Menjelang magrib, saya memasuki Stadion Mendizorrotza bersama ribuan orang berkaus biru-putih khas Alaves. Pengurus LaLiga memberikan saya akses VIP, tapi ruangan VIP di sini berbentuk kotak kaca yang steril dari ingar-bingar penonton. Merasa seperti ikan di akuarium, saya pun memutuskan pindah ke barisan suporter fanatik yang berjejal di belakang Thibaut Courtois, kiper Real Madrid.

Warga lokal menikmati pantai di San Sebastian, salah satu kota termahal di Spanyol yang dulu menjadi destinasi liburan keluarga kerajaan Spanyol dan kini dihuni banyak pensiunan.

Wasit meniup peluit dan laga dimulai. Atmosfernya buncah dan meriah, sementara saya dihinggapi paranoid. Sepanjang pertandingan, saya mencoba menahan diri dari bertepuk tangan untuk Real Madrid, juga ekstra hati-hati ketika memotret Gareth Bale dan Luka Modric. Mendadak, seorang pendukung Alaves yang berbadan gempal menatap saya dengan paras murka seperti mendapati seorang mata-mata, lalu berteriak-teriak meminta saya ikut menyanyi.

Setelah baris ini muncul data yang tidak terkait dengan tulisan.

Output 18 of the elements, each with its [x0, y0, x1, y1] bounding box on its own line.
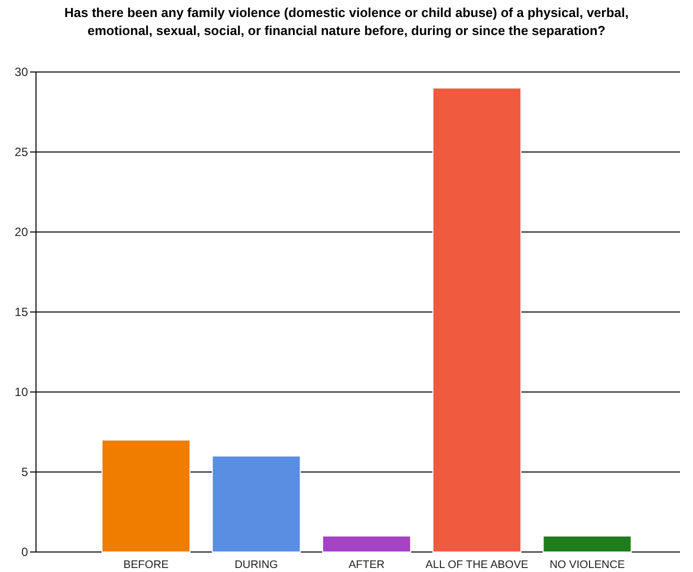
bar [542, 536, 632, 552]
y-tick-label: 10 [14, 385, 28, 400]
bar [322, 536, 412, 552]
x-tick-label: ALL OF THE ABOVE [426, 559, 528, 571]
y-tick-label: 5 [21, 465, 28, 480]
bar [102, 440, 190, 552]
y-tick-label: 15 [14, 305, 28, 320]
bar [432, 88, 522, 552]
y-tick-label: 20 [14, 225, 28, 240]
x-tick-label: AFTER [348, 559, 385, 571]
y-tick-label: 30 [14, 65, 28, 80]
x-tick-label: DURING [234, 559, 278, 571]
x-tick-label: BEFORE [123, 559, 169, 571]
chart-title: Has there been any family violence (domestic violence or child abuse) of a physical, verbal, emotional, sexual, social, or financial nature before, during or since the separation? [64, 5, 629, 38]
bar [212, 456, 301, 552]
y-tick-label: 25 [14, 145, 28, 160]
x-tick-label: NO VIOLENCE [550, 559, 625, 571]
y-tick-label: 0 [21, 545, 28, 560]
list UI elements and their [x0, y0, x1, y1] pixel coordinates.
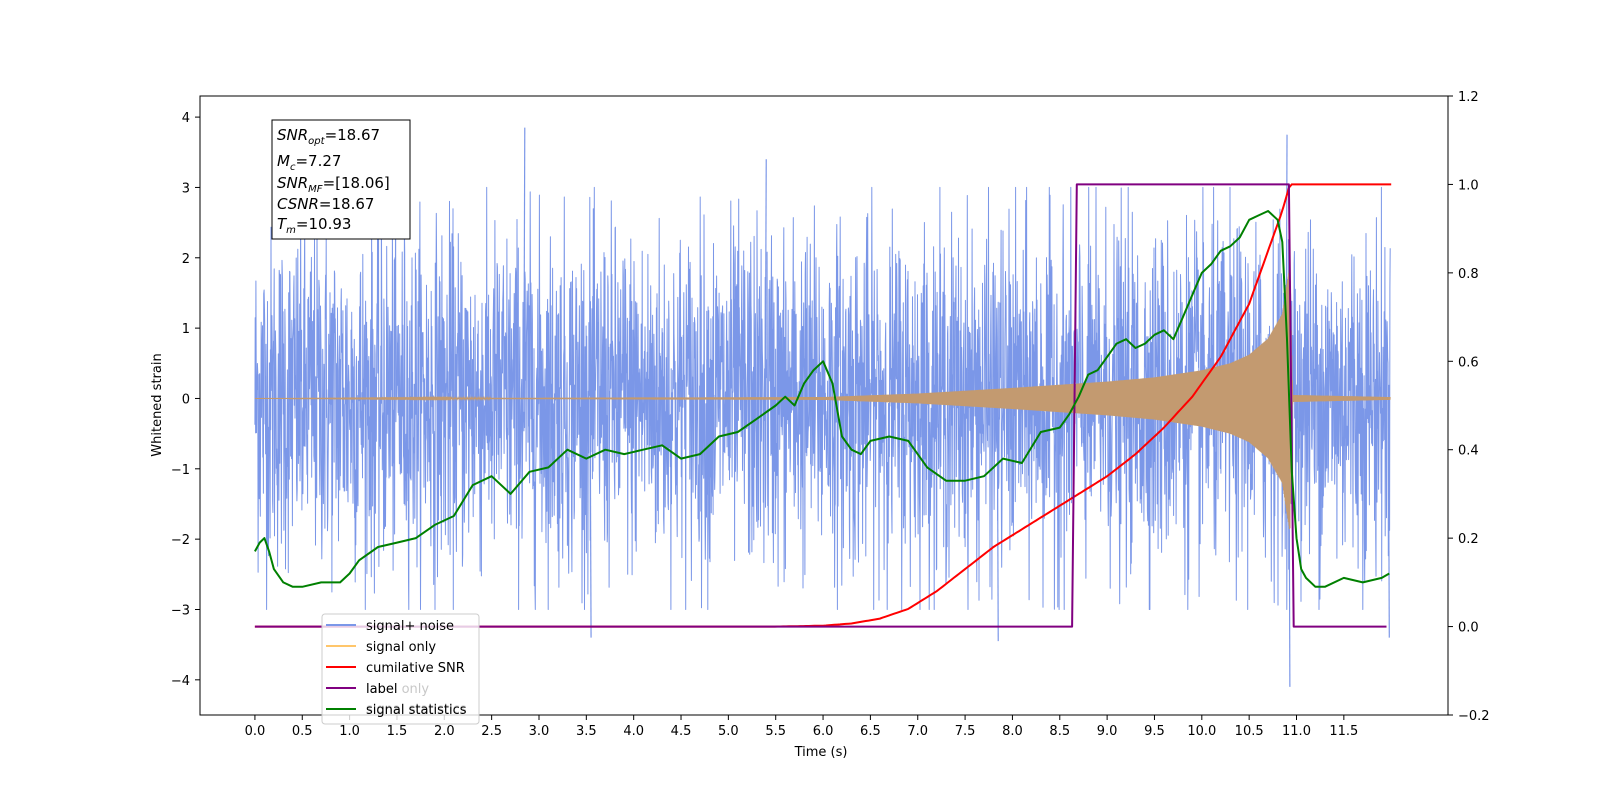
x-tick-label: 8.5 — [1049, 724, 1070, 739]
info-mc: Mc=7.27 — [277, 152, 341, 173]
series-signal-noise — [254, 186, 1391, 610]
x-tick-label: 0.5 — [292, 724, 313, 739]
x-tick-label: 10.5 — [1235, 724, 1264, 739]
legend-label-signal: signal only — [366, 640, 436, 655]
info-snr-opt: SNRopt=18.67 — [277, 126, 380, 147]
y2-tick-label: 1.0 — [1458, 178, 1479, 193]
x-tick-label: 5.0 — [718, 724, 739, 739]
x-tick-label: 8.0 — [1002, 724, 1023, 739]
legend-hidden-label-2: signal statistics — [366, 702, 467, 717]
y-axis-right: 1.2 1.0 0.8 0.6 0.4 0.2 0.0 −0.2 — [1448, 90, 1490, 724]
y-tick-label: 4 — [182, 111, 190, 126]
x-tick-label: 6.5 — [860, 724, 881, 739]
noise-peak — [1387, 398, 1390, 638]
x-axis: 0.0 0.5 1.0 1.5 2.0 2.5 3.0 3.5 4.0 4.5 5.0 5.5 6.0 6… — [245, 715, 1358, 739]
y-tick-label: −1 — [171, 463, 190, 478]
x-tick-label: 2.0 — [434, 724, 455, 739]
series-signal-only — [254, 265, 1391, 530]
series-label — [254, 183, 1387, 628]
y2-tick-label: 0.6 — [1458, 355, 1479, 370]
y-tick-label: −3 — [171, 603, 190, 618]
noise-peak — [589, 398, 592, 638]
series-signal-statistics — [254, 210, 1390, 588]
x-tick-label: 5.5 — [765, 724, 786, 739]
y2-tick-label: 0.4 — [1458, 444, 1479, 459]
x-tick-label: 3.5 — [576, 724, 597, 739]
info-snr-mf: SNRMF=[18.06] — [277, 174, 390, 195]
legend-label-statistics: signal statistics — [366, 703, 467, 718]
x-tick-label: 0.0 — [245, 724, 266, 739]
x-tick-label: 6.0 — [813, 724, 834, 739]
plot-frame — [199, 95, 1449, 716]
x-axis-label: Time (s) — [794, 745, 848, 760]
x-tick-label: 7.0 — [907, 724, 928, 739]
noise-peak — [523, 127, 526, 399]
x-tick-label: 10.0 — [1187, 724, 1216, 739]
x-tick-label: 4.0 — [623, 724, 644, 739]
legend-label-label: label — [366, 682, 397, 697]
y-axis-left: 4 3 2 1 0 −1 −2 −3 −4 — [171, 111, 200, 689]
y-tick-label: −2 — [171, 533, 190, 548]
legend-label-noise: signal+ noise — [366, 619, 454, 634]
legend-hidden-label-1: label only — [366, 682, 429, 697]
y2-tick-label: 0.8 — [1458, 267, 1479, 282]
y-axis-label: Whitened strain — [150, 353, 165, 456]
y2-tick-label: 0.2 — [1458, 532, 1479, 547]
y-tick-label: 3 — [182, 181, 190, 196]
x-tick-label: 11.0 — [1282, 724, 1311, 739]
x-tick-label: 11.5 — [1329, 724, 1358, 739]
info-csnr: CSNR=18.67 — [277, 195, 374, 213]
y2-tick-label: −0.2 — [1458, 709, 1490, 724]
x-tick-label: 3.0 — [529, 724, 550, 739]
y-tick-label: 0 — [182, 392, 190, 407]
x-tick-label: 1.5 — [387, 724, 408, 739]
y2-tick-label: 0.0 — [1458, 621, 1479, 636]
info-box: SNRopt=18.67 Mc=7.27 SNRMF=[18.06] CSNR=… — [271, 119, 411, 240]
y2-tick-label: 1.2 — [1458, 90, 1479, 105]
legend-frame — [321, 613, 480, 725]
y-tick-label: 1 — [182, 322, 190, 337]
noise-peak — [764, 159, 767, 399]
noise-peak — [996, 398, 999, 642]
info-tm: Tm=10.93 — [277, 215, 351, 236]
x-tick-label: 4.5 — [671, 724, 692, 739]
legend-label-cumulative-snr: cumilative SNR — [366, 661, 465, 676]
x-tick-label: 1.0 — [339, 724, 360, 739]
y-tick-label: 2 — [182, 252, 190, 267]
x-tick-label: 9.0 — [1097, 724, 1118, 739]
x-tick-label: 9.5 — [1144, 724, 1165, 739]
legend: label only signal statistics signal+ noi… — [321, 613, 480, 725]
info-box-frame — [271, 119, 411, 240]
x-tick-label: 7.5 — [955, 724, 976, 739]
y-tick-label: −4 — [171, 674, 190, 689]
x-tick-label: 2.5 — [481, 724, 502, 739]
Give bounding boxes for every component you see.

Saya melihat sekeliling. Pendukung Alaves begitu kompak dan bergairah, terus melompat dan berdendang tanpa lelah. Mereka seperti umat yang tulus menyemangati para nabinya yang sedang berjibaku. Iman mereka begitu dalam, hingga pelan-pelan saya tergoda untuk menjadi mualaf dengan ikut mendukung Alaves. Pada detik-detik terakhir, doa mereka terkabul. Gol bersarang di gawang Courtois. Alaves menang. Saya pulang dengan lega karena berhasil memotret Bale dan Modric.

PANDUAN

Rute
Basque Country bersemayam di utara Spanyol, menatap Teluk Biscay, dan berbatasan dengan Prancis. Kota Bilbao, gerbang udaranya, dilayani antara lain oleh Air France (airfrance.com), KLM (klm.com), Lufthansa (lufthansa.com), dan Turkish Airlines (turkishairlines.com). 

Informasi
Hampir setiap kota (juga desa) di Basque memiliki klub sepak bola. Empat di antaranya yang paling terkenal ialah Athletic (athletic-club.eus), Real Sociedad (realsociedad.eus), Eibar (sdeibar.com), serta Deportivo Alaves (deportivoalaves.com). Klub-klub kaya memiliki stadion yang megah, sementara kunjungan ke klub-klub kecil membawa kita merasakan keakraban dan kesederhanaan. Informasi tentang jadwal pertandingan mereka terpajang di situs LaLiga (laliga.es), sementara untuk informasi lain seputar objek wisata, klik situs Dinas Pariwisata Basque (tourism.euskadi.eus).

Dipublikasikan perdana di majalah DestinAsian Indonesia edisi Januari/Maret 2019 (“Basque via Bola”).